Subject: Re: PROT_EXEC mappings of vnodes -> VTEXT
To: Jason R Thorpe <thorpej@wasabisystems.com>
From: Chuck Silvers <chuq@chuq.com>
List: tech-kern
Date: 10/29/2001 21:53:05
hi,

cool, I'm glad that this improves the situation so much.

but I really don't think we should allow unpriviledged users
to cause any file they can read to become read-only just by
mapping it with PROT_EXEC.  the VTEXT flag was originally used
just for the read-only part, I was overloading it when I used it
for affecting paging behaviour.

so I was thinking of adding a new vnode flag VEXECMAP, which would
be what the paging system would use, and only use VTEXT for what it
was used for originally.  only execve() would set VTEXT, but all
PROT_EXEC mappings (from execve() or mmap()) would set VEXECMAP.

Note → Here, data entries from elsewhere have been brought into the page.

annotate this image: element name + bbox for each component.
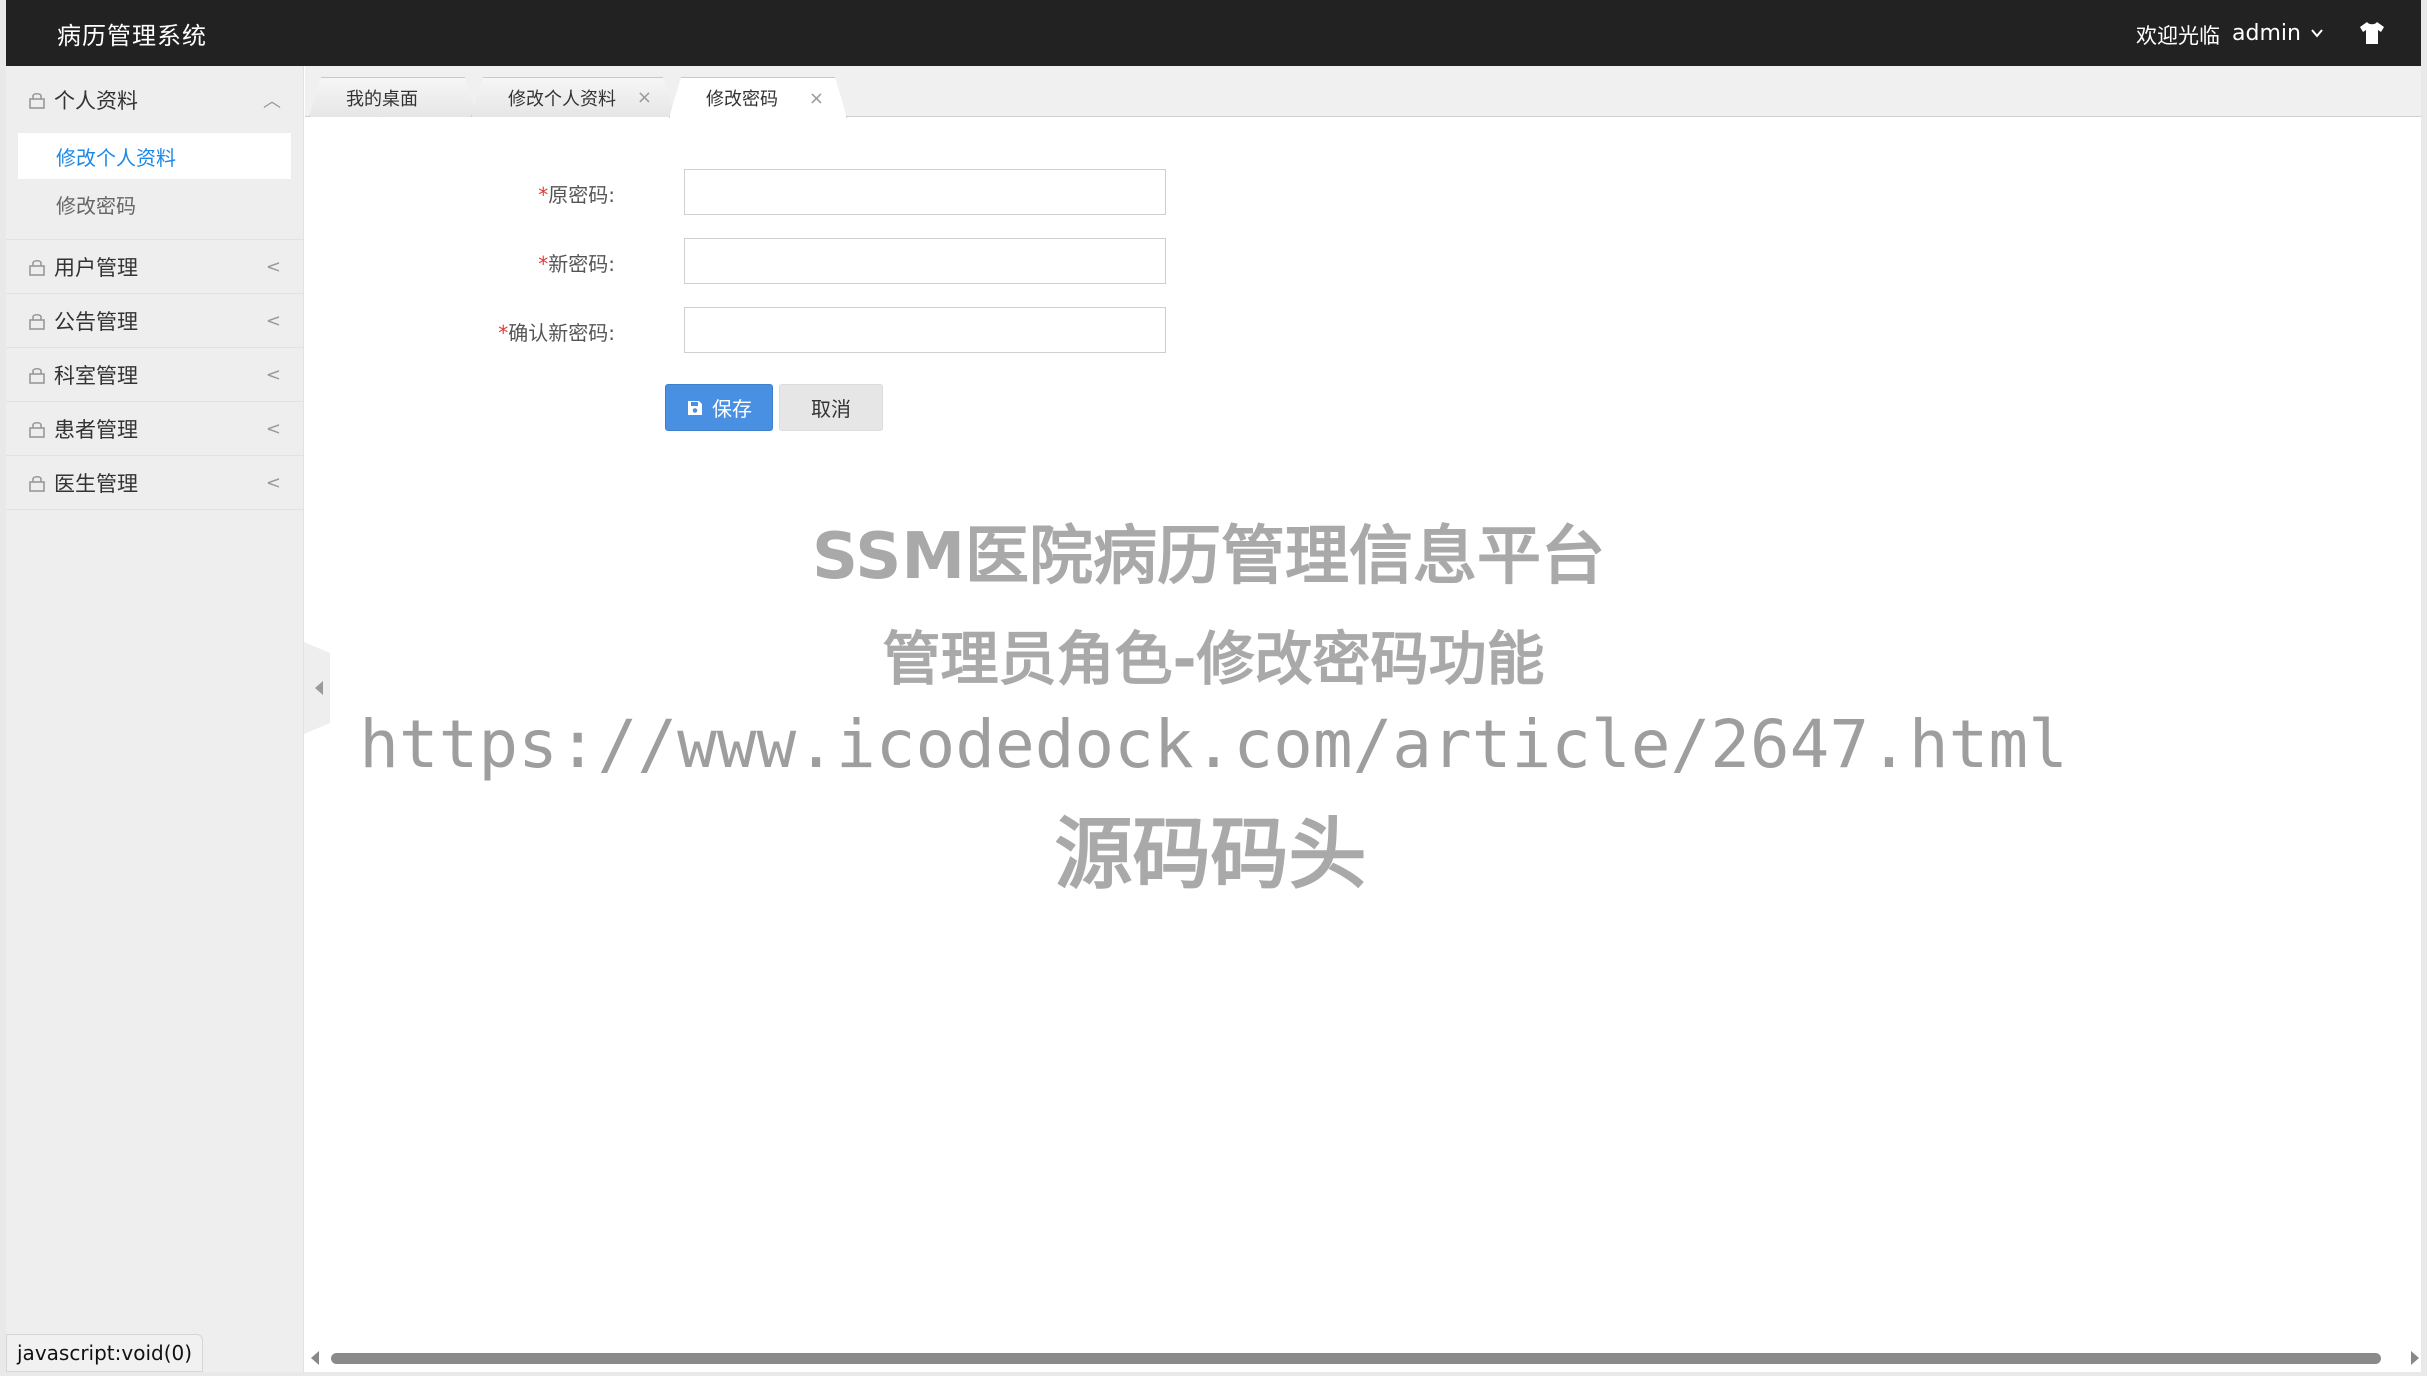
required-mark: *: [498, 321, 509, 345]
sidebar-group-doctors[interactable]: 医生管理 <: [6, 456, 303, 510]
cancel-button-label: 取消: [811, 397, 851, 421]
username: admin: [2232, 20, 2301, 46]
tab-edit-profile[interactable]: 修改个人资料 ×: [471, 77, 675, 117]
status-bar: javascript:void(0): [6, 1334, 204, 1372]
confirm-password-input[interactable]: [684, 307, 1166, 353]
tab-label: 我的桌面: [346, 88, 418, 110]
lock-icon: [29, 92, 45, 109]
tab-label: 修改密码: [706, 89, 778, 110]
sidebar-group-label: 医生管理: [54, 471, 138, 496]
required-mark: *: [538, 252, 549, 276]
watermark-subtitle: 管理员角色-修改密码功能: [882, 625, 1545, 693]
required-mark: *: [538, 183, 549, 207]
sidebar-group-patients[interactable]: 患者管理 <: [6, 402, 303, 456]
sidebar-item-label: 修改个人资料: [56, 145, 176, 170]
sidebar-group-users[interactable]: 用户管理 <: [6, 240, 303, 294]
form-row-new-password: *新密码:: [305, 238, 1205, 284]
close-icon[interactable]: ×: [809, 88, 824, 109]
tab-change-password[interactable]: 修改密码 ×: [669, 77, 847, 118]
theme-shirt-icon[interactable]: [2358, 20, 2386, 46]
watermark-brand: 源码码头: [1054, 810, 1367, 900]
scrollbar-thumb[interactable]: [331, 1353, 2381, 1364]
lock-icon: [29, 313, 45, 330]
chevron-left-icon: <: [265, 310, 281, 331]
lock-icon: [29, 367, 45, 384]
welcome-text: 欢迎光临: [2136, 24, 2220, 48]
new-password-label: *新密码:: [538, 248, 615, 277]
old-password-label: *原密码:: [538, 179, 615, 208]
tab-label: 修改个人资料: [508, 88, 616, 110]
new-password-input[interactable]: [684, 238, 1166, 284]
cancel-button[interactable]: 取消: [779, 384, 883, 431]
top-header: 病历管理系统 欢迎光临 admin: [6, 0, 2421, 66]
save-button-label: 保存: [712, 397, 752, 421]
lock-icon: [29, 421, 45, 438]
scroll-left-icon[interactable]: [311, 1351, 319, 1365]
chevron-left-icon: <: [265, 472, 281, 493]
sidebar-group-notices[interactable]: 公告管理 <: [6, 294, 303, 348]
sidebar-group-profile[interactable]: 个人资料 ︿: [6, 73, 303, 127]
chevron-up-icon: ︿: [263, 91, 281, 112]
chevron-left-icon: <: [265, 256, 281, 277]
watermark-url: https://www.icodedock.com/article/2647.h…: [359, 706, 2068, 783]
sidebar-item-change-password[interactable]: 修改密码: [18, 181, 291, 227]
chevron-down-icon: [2311, 29, 2323, 38]
app-title: 病历管理系统: [57, 22, 207, 50]
sidebar-group-departments[interactable]: 科室管理 <: [6, 348, 303, 402]
old-password-input[interactable]: [684, 169, 1166, 215]
lock-icon: [29, 475, 45, 492]
sidebar-group-label: 公告管理: [54, 309, 138, 334]
confirm-password-label: *确认新密码:: [498, 317, 615, 346]
sidebar-item-label: 修改密码: [56, 193, 136, 218]
watermark-title: SSM医院病历管理信息平台: [812, 520, 1605, 594]
form-row-old-password: *原密码:: [305, 169, 1205, 215]
save-icon: [688, 400, 702, 415]
form-row-confirm-password: *确认新密码:: [305, 307, 1205, 353]
label-text: 原密码:: [548, 183, 615, 207]
chevron-left-icon: <: [265, 364, 281, 385]
scroll-right-icon[interactable]: [2411, 1351, 2419, 1365]
sidebar-group-label: 个人资料: [54, 89, 138, 113]
horizontal-scrollbar[interactable]: [305, 1348, 2421, 1368]
tab-bar: 我的桌面 修改个人资料 × 修改密码 ×: [305, 66, 2421, 117]
sidebar-group-label: 用户管理: [54, 255, 138, 280]
sidebar-group-label: 科室管理: [54, 363, 138, 388]
sidebar-submenu-profile: 修改个人资料 修改密码: [6, 127, 303, 240]
close-icon[interactable]: ×: [637, 87, 652, 108]
sidebar-group-label: 患者管理: [54, 417, 138, 442]
save-button[interactable]: 保存: [665, 384, 773, 431]
user-menu[interactable]: admin: [2232, 17, 2325, 49]
label-text: 确认新密码:: [508, 321, 615, 345]
tab-desktop[interactable]: 我的桌面: [309, 77, 477, 117]
lock-icon: [29, 259, 45, 276]
chevron-left-icon: <: [265, 418, 281, 439]
sidebar-item-edit-profile[interactable]: 修改个人资料: [18, 133, 291, 179]
label-text: 新密码:: [548, 252, 615, 276]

also, putting "vnode" and "vtext" in the sysctl names was a mistake,
since they don't really mean much to people who don't work on the kernel.
I should have used "file" and maybe "exec".

I'll try to make these changes soon, unless you'd like to take care of it.

-Chuck


On Mon, Oct 29, 2001 at 03:01:38PM -0800, Jason R Thorpe wrote:
> So, Perry Metzger asked me to look into this today, and I cooked up
> a patch that does:
> 
> 	If a PROT_EXEC mapping for a vnode is established, mark
> 	the vnode as VTEXT.
> 
> 	If a VA range has its protection changed to include PROT_EXEC,
> 	mark all vnodes mapped by the VA range as VTEXT.
> 
> The upshot of this is that dynamically loaded objects (both normal
> shared libraries as well as other dlopen()'d objects) will be considered
> as "text" by the pagedaemon, like normal executable images are.  This
> changes how the pagedaemon considers the vnode's pages for replacement.
> 
> Perry reports that the behavior of his system under heavy filesystem
> I/O load is much better (that is, once he tunes vm.vtextmin up to
> around 30% or so).  Without my patch, tuning up vtextmin didn't make
> much difference for him, since libc, etc. were still getting tossed
> out when the file system wanted pages.
> 
> I'm going to go ahead and commit the patch -- eventually, we might want
> to consider entirely different page replacement algorithms, but this is
> a fair stop-gap for now, and seems logical when you consider that shlibs
> are effectively part of the executable images that are already marked as
> VTEXT by the kernels' exec code.
> 
> -- 
>         -- Jason R. Thorpe <thorpej@wasabisystems.com>